Le baay lahat exprime une posture intérieure. Pour le sociologue sénégalais Abdou Salam Kane :

« Dans ce style vestimentaire, la dignité prime sur la mode. C’est un vêtement qui impose le respect avant de séduire »
(Sociologie des apparences au Sénégal, L’Harmattan, 2014, p. 213).

Cette dimension rejoint l’avis du penseur marocain Tariq Ramadan :

« L’apparence n’est pas un artifice, mais un signe de ce que l’on porte en soi. Dans les cultures musulmanes, le vêtement est toujours message »
(Aux sources du renouveau musulman, Presses du Châtelet, 2004, p. 156).
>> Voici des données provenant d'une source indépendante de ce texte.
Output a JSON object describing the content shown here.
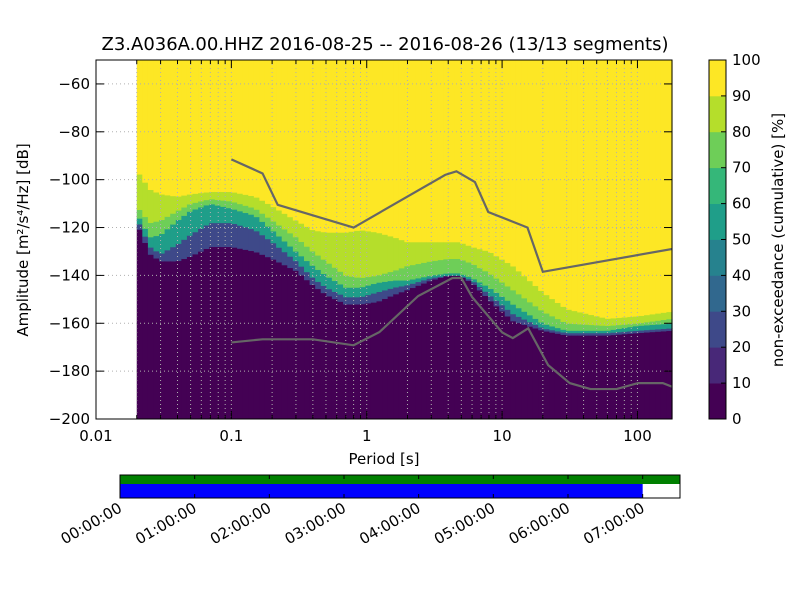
{
  "title": "Z3.A036A.00.HHZ   2016-08-25 -- 2016-08-26  (13/13 segments)",
  "chart_data": {
    "type": "heatmap",
    "x_scale": "log",
    "xlim": [
      0.01,
      180
    ],
    "ylim": [
      -200,
      -50
    ],
    "xlabel": "Period [s]",
    "ylabel": "Amplitude [m²/s⁴/Hz] [dB]",
    "x_ticks": [
      {
        "v": 0.01,
        "label": "0.01"
      },
      {
        "v": 0.1,
        "label": "0.1"
      },
      {
        "v": 1,
        "label": "1"
      },
      {
        "v": 10,
        "label": "10"
      },
      {
        "v": 100,
        "label": "100"
      }
    ],
    "y_ticks": [
      -60,
      -80,
      -100,
      -120,
      -140,
      -160,
      -180,
      -200
    ],
    "grid": true,
    "data_start_period": 0.02,
    "colorbar": {
      "label": "non-exceedance (cumulative) [%]",
      "range": [
        0,
        100
      ],
      "ticks": [
        0,
        10,
        20,
        30,
        40,
        50,
        60,
        70,
        80,
        90,
        100
      ],
      "colormap": "viridis"
    },
    "contours": {
      "p5": [
        [
          0.02,
          -118
        ],
        [
          0.025,
          -131
        ],
        [
          0.03,
          -134
        ],
        [
          0.04,
          -134
        ],
        [
          0.05,
          -132
        ],
        [
          0.07,
          -128
        ],
        [
          0.1,
          -128
        ],
        [
          0.15,
          -130
        ],
        [
          0.2,
          -133
        ],
        [
          0.3,
          -138
        ],
        [
          0.4,
          -144
        ],
        [
          0.5,
          -148
        ],
        [
          0.7,
          -152
        ],
        [
          0.9,
          -152
        ],
        [
          1.2,
          -151
        ],
        [
          1.6,
          -148
        ],
        [
          2,
          -146
        ],
        [
          3,
          -142
        ],
        [
          4,
          -140
        ],
        [
          4.8,
          -140
        ],
        [
          6,
          -143
        ],
        [
          8,
          -150
        ],
        [
          12,
          -159
        ],
        [
          20,
          -163
        ],
        [
          30,
          -165
        ],
        [
          60,
          -165
        ],
        [
          100,
          -164
        ],
        [
          180,
          -163
        ]
      ],
      "p20": [
        [
          0.02,
          -116
        ],
        [
          0.025,
          -128
        ],
        [
          0.03,
          -131
        ],
        [
          0.04,
          -127
        ],
        [
          0.05,
          -123
        ],
        [
          0.07,
          -118
        ],
        [
          0.1,
          -118
        ],
        [
          0.15,
          -121
        ],
        [
          0.2,
          -126
        ],
        [
          0.3,
          -134
        ],
        [
          0.4,
          -141
        ],
        [
          0.5,
          -145
        ],
        [
          0.7,
          -149
        ],
        [
          0.9,
          -149
        ],
        [
          1.2,
          -147
        ],
        [
          1.6,
          -145
        ],
        [
          2,
          -144
        ],
        [
          3,
          -141
        ],
        [
          4,
          -140
        ],
        [
          4.8,
          -140
        ],
        [
          6,
          -142
        ],
        [
          8,
          -148
        ],
        [
          12,
          -156
        ],
        [
          20,
          -162
        ],
        [
          30,
          -164
        ],
        [
          60,
          -164
        ],
        [
          100,
          -163
        ],
        [
          180,
          -162
        ]
      ],
      "p50": [
        [
          0.02,
          -114
        ],
        [
          0.025,
          -124
        ],
        [
          0.03,
          -123
        ],
        [
          0.04,
          -117
        ],
        [
          0.05,
          -113
        ],
        [
          0.07,
          -110
        ],
        [
          0.1,
          -112
        ],
        [
          0.15,
          -115
        ],
        [
          0.2,
          -121
        ],
        [
          0.3,
          -130
        ],
        [
          0.4,
          -136
        ],
        [
          0.5,
          -140
        ],
        [
          0.7,
          -145
        ],
        [
          0.9,
          -145
        ],
        [
          1.2,
          -143
        ],
        [
          1.6,
          -142
        ],
        [
          2,
          -142
        ],
        [
          3,
          -140
        ],
        [
          4,
          -139
        ],
        [
          4.8,
          -139
        ],
        [
          6,
          -141
        ],
        [
          8,
          -145
        ],
        [
          12,
          -152
        ],
        [
          20,
          -160
        ],
        [
          30,
          -163
        ],
        [
          60,
          -163
        ],
        [
          100,
          -161
        ],
        [
          180,
          -160
        ]
      ],
      "p70": [
        [
          0.02,
          -111
        ],
        [
          0.025,
          -118
        ],
        [
          0.03,
          -117
        ],
        [
          0.04,
          -113
        ],
        [
          0.05,
          -110
        ],
        [
          0.07,
          -108
        ],
        [
          0.1,
          -109
        ],
        [
          0.15,
          -112
        ],
        [
          0.2,
          -117
        ],
        [
          0.3,
          -124
        ],
        [
          0.4,
          -130
        ],
        [
          0.5,
          -134
        ],
        [
          0.7,
          -140
        ],
        [
          0.9,
          -141
        ],
        [
          1.2,
          -140
        ],
        [
          1.6,
          -138
        ],
        [
          2,
          -136
        ],
        [
          3,
          -134
        ],
        [
          4,
          -133
        ],
        [
          4.8,
          -133
        ],
        [
          6,
          -135
        ],
        [
          8,
          -139
        ],
        [
          12,
          -146
        ],
        [
          20,
          -155
        ],
        [
          30,
          -160
        ],
        [
          60,
          -161
        ],
        [
          100,
          -160
        ],
        [
          180,
          -158
        ]
      ],
      "p90": [
        [
          0.02,
          -96
        ],
        [
          0.025,
          -104
        ],
        [
          0.03,
          -106
        ],
        [
          0.04,
          -107
        ],
        [
          0.05,
          -106
        ],
        [
          0.07,
          -105
        ],
        [
          0.1,
          -105
        ],
        [
          0.15,
          -107
        ],
        [
          0.2,
          -111
        ],
        [
          0.3,
          -117
        ],
        [
          0.4,
          -121
        ],
        [
          0.5,
          -122
        ],
        [
          0.7,
          -122
        ],
        [
          0.9,
          -121
        ],
        [
          1.2,
          -122
        ],
        [
          1.6,
          -124
        ],
        [
          2,
          -126
        ],
        [
          3,
          -126
        ],
        [
          4,
          -126
        ],
        [
          4.8,
          -126
        ],
        [
          6,
          -128
        ],
        [
          8,
          -130
        ],
        [
          12,
          -136
        ],
        [
          20,
          -147
        ],
        [
          30,
          -154
        ],
        [
          60,
          -158
        ],
        [
          100,
          -157
        ],
        [
          180,
          -155
        ]
      ]
    },
    "nhnm": [
      [
        0.1,
        -91.5
      ],
      [
        0.17,
        -97.4
      ],
      [
        0.22,
        -110.5
      ],
      [
        0.8,
        -120
      ],
      [
        3.8,
        -98
      ],
      [
        4.6,
        -96.5
      ],
      [
        6.3,
        -101
      ],
      [
        7.9,
        -113.5
      ],
      [
        15.4,
        -120
      ],
      [
        20,
        -138.5
      ],
      [
        354.8,
        -126
      ]
    ],
    "nlnm": [
      [
        0.1,
        -168
      ],
      [
        0.17,
        -166.7
      ],
      [
        0.4,
        -166.7
      ],
      [
        0.8,
        -169.2
      ],
      [
        1.24,
        -163.7
      ],
      [
        2.4,
        -148.6
      ],
      [
        4.3,
        -141.1
      ],
      [
        5,
        -141.1
      ],
      [
        6,
        -149
      ],
      [
        10,
        -163.8
      ],
      [
        12,
        -166.2
      ],
      [
        15.6,
        -162.1
      ],
      [
        21.9,
        -177.5
      ],
      [
        31.6,
        -185
      ],
      [
        45,
        -187.5
      ],
      [
        70,
        -187.5
      ],
      [
        101,
        -185
      ],
      [
        154,
        -185
      ],
      [
        200,
        -187.5
      ]
    ],
    "timeline": {
      "time_labels": [
        "00:00:00",
        "01:00:00",
        "02:00:00",
        "03:00:00",
        "04:00:00",
        "05:00:00",
        "06:00:00",
        "07:00:00"
      ],
      "span_hours": 7.5,
      "data_available_hours": [
        0,
        7.5
      ],
      "data_used_hours": [
        0,
        7.0
      ],
      "available_color": "#008000",
      "used_color": "#0000ff"
    }
  }
}
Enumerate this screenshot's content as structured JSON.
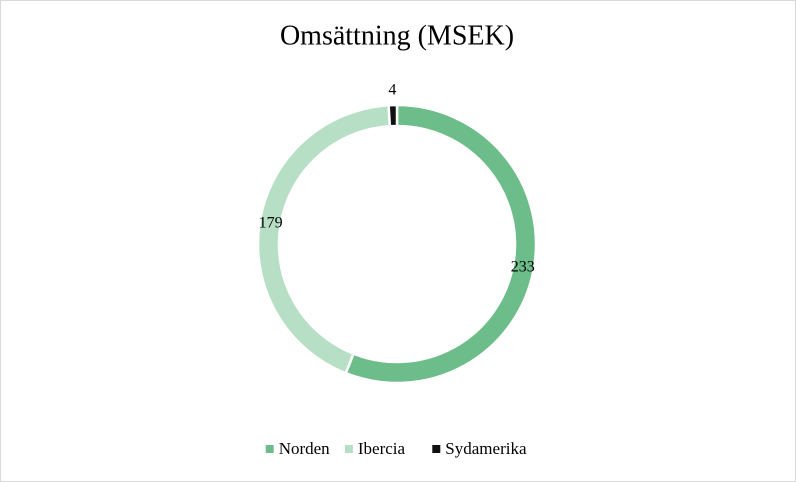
{
  "chart_data": {
    "type": "donut",
    "title": "Omsättning (MSEK)",
    "categories": [
      "Norden",
      "Ibercia",
      "Sydamerika"
    ],
    "values": [
      233,
      179,
      4
    ],
    "colors": [
      "#6dbd8a",
      "#b7dfc5",
      "#111111"
    ],
    "legend": "bottom"
  }
}
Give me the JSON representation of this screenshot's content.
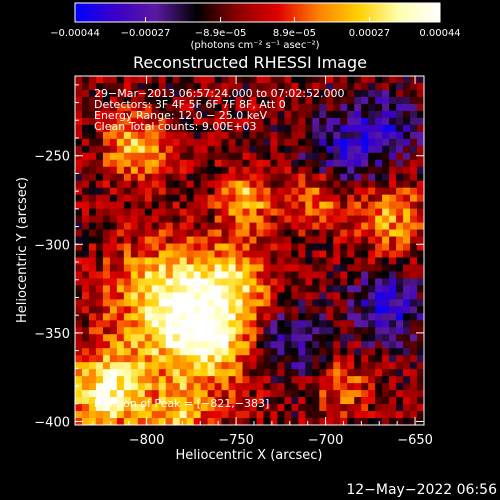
{
  "chart_data": {
    "type": "heatmap",
    "title": "Reconstructed RHESSI Image",
    "xlabel": "Heliocentric X (arcsec)",
    "ylabel": "Heliocentric Y (arcsec)",
    "xlim": [
      -840,
      -645
    ],
    "ylim": [
      -402,
      -205
    ],
    "x_ticks": [
      {
        "value": -800,
        "label": "−800"
      },
      {
        "value": -750,
        "label": "−750"
      },
      {
        "value": -700,
        "label": "−700"
      },
      {
        "value": -650,
        "label": "−650"
      }
    ],
    "y_ticks": [
      {
        "value": -250,
        "label": "−250"
      },
      {
        "value": -300,
        "label": "−300"
      },
      {
        "value": -350,
        "label": "−350"
      },
      {
        "value": -400,
        "label": "−400"
      }
    ],
    "colorbar": {
      "min": -0.00044,
      "max": 0.00044,
      "tick_values": [
        -0.00044,
        -0.00027,
        -8.9e-05,
        8.9e-05,
        0.00027,
        0.00044
      ],
      "tick_labels": [
        "−0.00044",
        "−0.00027",
        "−8.9e−05",
        "8.9e−05",
        "0.00027",
        "0.00044"
      ],
      "unit": "(photons cm⁻² s⁻¹ asec⁻²)",
      "colors": [
        "#0000ff",
        "#3a00c8",
        "#5a1aa0",
        "#000000",
        "#8c0000",
        "#e00000",
        "#ff8000",
        "#ffd000",
        "#ffffb0",
        "#ffffff"
      ]
    },
    "annotations": [
      "29−Mar−2013 06:57:24.000 to 07:02:52.000",
      "Detectors: 3F 4F 5F 6F 7F 8F, Att 0",
      "Energy Range: 12.0 − 25.0 keV",
      "Clean     Total counts: 9.00E+03"
    ],
    "peak_label": "Position of Peak = [−821,−383]",
    "peak": [
      -821,
      -383
    ],
    "sources": [
      {
        "x": -821,
        "y": -383,
        "amp": 1.0,
        "sigma": 16
      },
      {
        "x": -765,
        "y": -350,
        "amp": 0.95,
        "sigma": 20
      },
      {
        "x": -790,
        "y": -330,
        "amp": 0.75,
        "sigma": 22
      },
      {
        "x": -745,
        "y": -275,
        "amp": 0.7,
        "sigma": 10
      },
      {
        "x": -805,
        "y": -245,
        "amp": 0.65,
        "sigma": 13
      },
      {
        "x": -665,
        "y": -285,
        "amp": 0.6,
        "sigma": 14
      },
      {
        "x": -705,
        "y": -272,
        "amp": 0.55,
        "sigma": 12
      },
      {
        "x": -752,
        "y": -318,
        "amp": 0.55,
        "sigma": 14
      },
      {
        "x": -780,
        "y": -395,
        "amp": 0.6,
        "sigma": 12
      },
      {
        "x": -690,
        "y": -380,
        "amp": 0.45,
        "sigma": 10
      },
      {
        "x": -665,
        "y": -335,
        "amp": -0.65,
        "sigma": 14
      },
      {
        "x": -690,
        "y": -250,
        "amp": -0.55,
        "sigma": 16
      },
      {
        "x": -722,
        "y": -355,
        "amp": -0.5,
        "sigma": 14
      },
      {
        "x": -665,
        "y": -232,
        "amp": -0.45,
        "sigma": 14
      }
    ]
  },
  "footer": {
    "timestamp": "12−May−2022 06:56"
  }
}
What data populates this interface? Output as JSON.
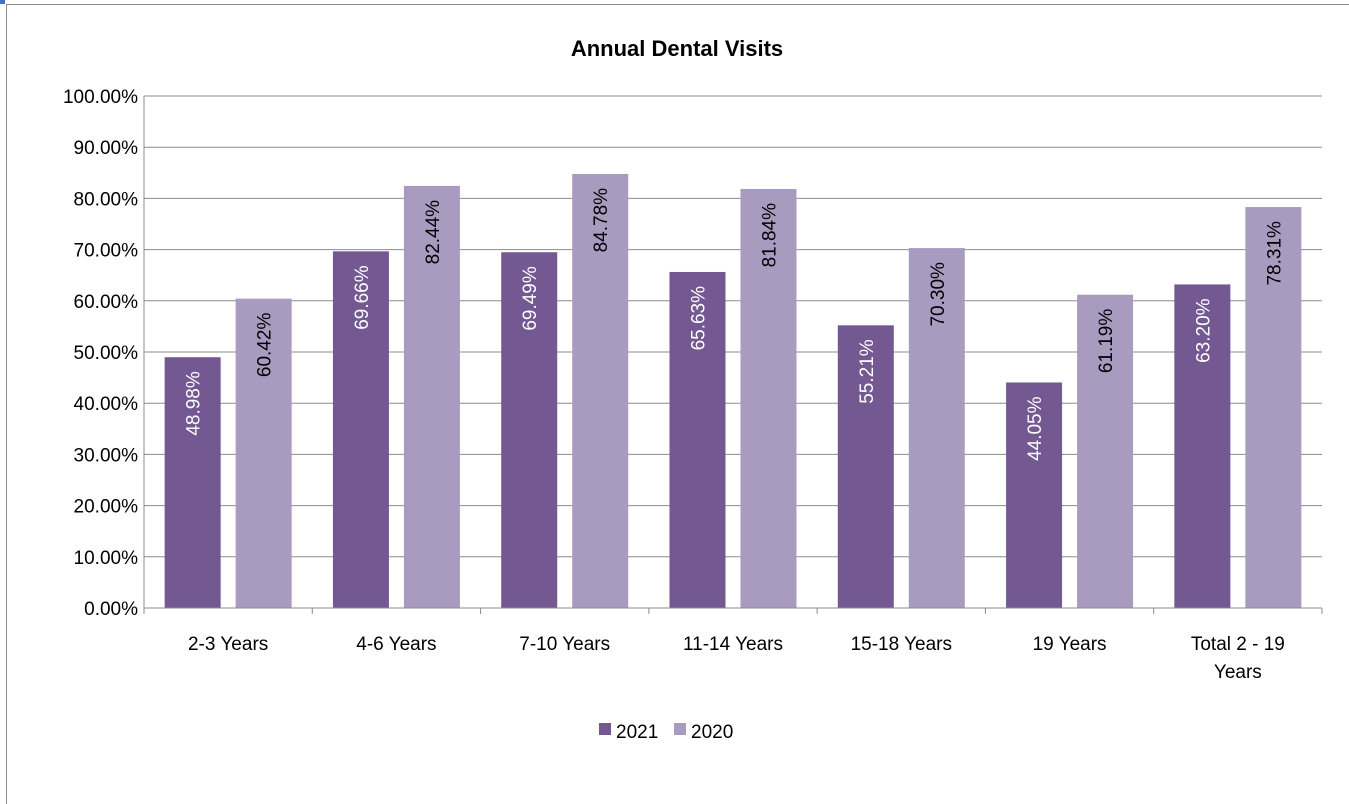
{
  "chart_data": {
    "type": "bar",
    "title": "Annual Dental Visits",
    "categories": [
      [
        "2-3 Years"
      ],
      [
        "4-6 Years"
      ],
      [
        "7-10 Years"
      ],
      [
        "11-14 Years"
      ],
      [
        "15-18 Years"
      ],
      [
        "19 Years"
      ],
      [
        "Total 2 - 19",
        "Years"
      ]
    ],
    "series": [
      {
        "name": "2021",
        "color": "#735891",
        "label_color": "#ffffff",
        "values": [
          48.98,
          69.66,
          69.49,
          65.63,
          55.21,
          44.05,
          63.2
        ],
        "labels": [
          "48.98%",
          "69.66%",
          "69.49%",
          "65.63%",
          "55.21%",
          "44.05%",
          "63.20%"
        ]
      },
      {
        "name": "2020",
        "color": "#a99bc0",
        "label_color": "#000000",
        "values": [
          60.42,
          82.44,
          84.78,
          81.84,
          70.3,
          61.19,
          78.31
        ],
        "labels": [
          "60.42%",
          "82.44%",
          "84.78%",
          "81.84%",
          "70.30%",
          "61.19%",
          "78.31%"
        ]
      }
    ],
    "ylim": [
      0,
      100
    ],
    "yticks": [
      "0.00%",
      "10.00%",
      "20.00%",
      "30.00%",
      "40.00%",
      "50.00%",
      "60.00%",
      "70.00%",
      "80.00%",
      "90.00%",
      "100.00%"
    ],
    "xlabel": "",
    "ylabel": "",
    "grid": true,
    "legend": "bottom",
    "gridline_color": "#8c8c8c"
  }
}
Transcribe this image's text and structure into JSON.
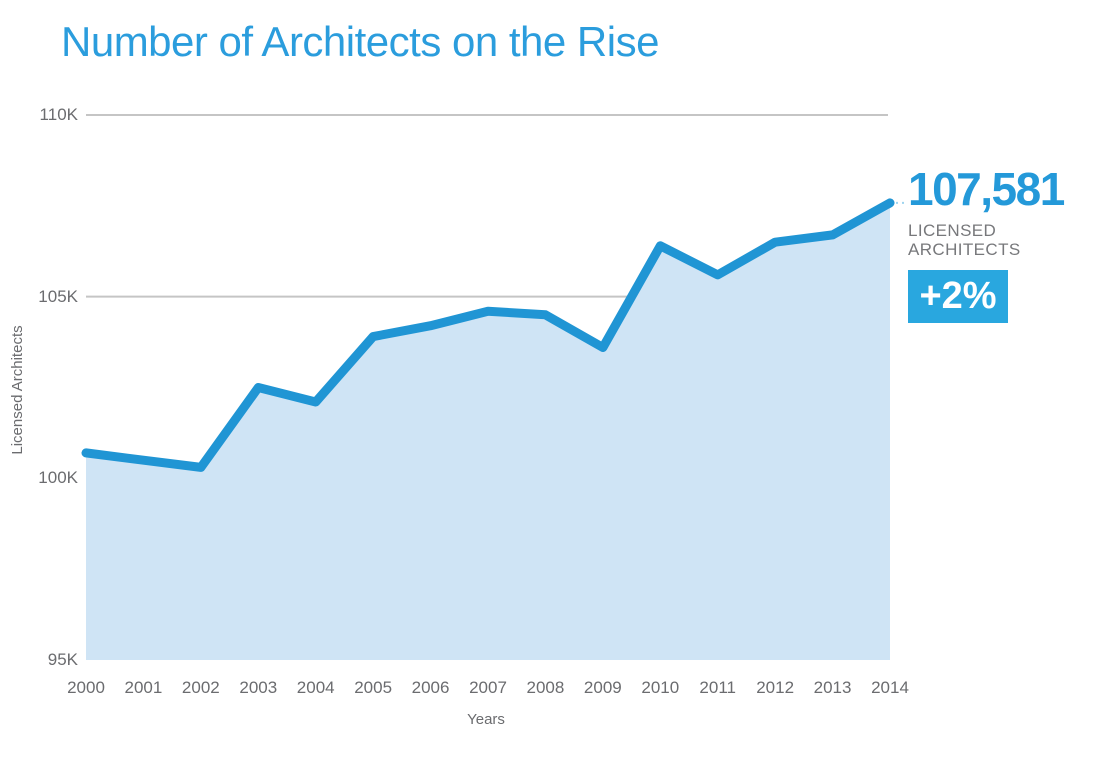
{
  "title": "Number of Architects on the Rise",
  "annotation": {
    "value": "107,581",
    "label_line1": "LICENSED",
    "label_line2": "ARCHITECTS",
    "badge": "+2%"
  },
  "colors": {
    "accent_blue": "#2499d9",
    "line_blue": "#2095d4",
    "badge_blue": "#29a7df",
    "area_fill": "#cfe4f5",
    "gridline": "#c5c5c5",
    "connector_blue": "#9fd4ef",
    "axis_text": "#6b6c6f"
  },
  "chart_data": {
    "type": "area",
    "x": [
      2000,
      2001,
      2002,
      2003,
      2004,
      2005,
      2006,
      2007,
      2008,
      2009,
      2010,
      2011,
      2012,
      2013,
      2014
    ],
    "series": [
      {
        "name": "Licensed Architects",
        "values": [
          100700,
          100500,
          100300,
          102500,
          102100,
          103900,
          104200,
          104600,
          104500,
          103600,
          106400,
          105600,
          106500,
          106700,
          107581
        ]
      }
    ],
    "title": "Number of Architects on the Rise",
    "xlabel": "Years",
    "ylabel": "Licensed Architects",
    "ylim": [
      95000,
      110000
    ],
    "yticks": [
      {
        "label": "95K",
        "value": 95000
      },
      {
        "label": "100K",
        "value": 100000
      },
      {
        "label": "105K",
        "value": 105000
      },
      {
        "label": "110K",
        "value": 110000
      }
    ],
    "gridlines_at": [
      105000,
      110000
    ],
    "grid": "horizontal-top-only",
    "legend": "none",
    "last_point_annotation": "107,581 LICENSED ARCHITECTS +2%"
  }
}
  1. Tradition artisanale et raffinement

Les maîtres tailleurs, dépositaires du savoir-faire, perpétuent des techniques anciennes : broderies fines, plis généreux, finitions invisibles. L’historienne Odile Goerg note :

« Les habits amples ouest-africains ne sont pas seulement des vêtements ; ce sont des œuvres de sociabilité, car ils impliquent des réseaux d’artisans, de commerçants et de porteurs de traditions »
(Histoire vestimentaire en Afrique de l’Ouest, CNRS Éditions, 2011, p. 89).

  1. Un style distinctif dans le paysage vestimentaire sénégalais

Comparé au mbubb wolof classique, plus simple et moins ornementé, le baay lahat se distingue par ses matières luxueuses et sa coupe majestueuse. Face au grand boubou mandingue, souvent porté en trois pièces avec une grande écharpe (pagne), il conserve une sobriété plus marquée.

Le styliste sénégalais Baye Fall Thiam explique :

« Le baay lahat est intemporel. Il ne subit pas la mode, il l’inspire »
(Conférence sur la mode africaine et identité, Dakar, 2019).

  1. Un symbole vivant

Aujourd’hui, le baay lahat reste présent dans les grandes cérémonies religieuses (Magal, Gamou) et les occasions solennelles. Modernisé par certains créateurs, il conserve toutefois ses codes fondamentaux : ampleur, qualité du tissu, respect des couleurs et de la dignité.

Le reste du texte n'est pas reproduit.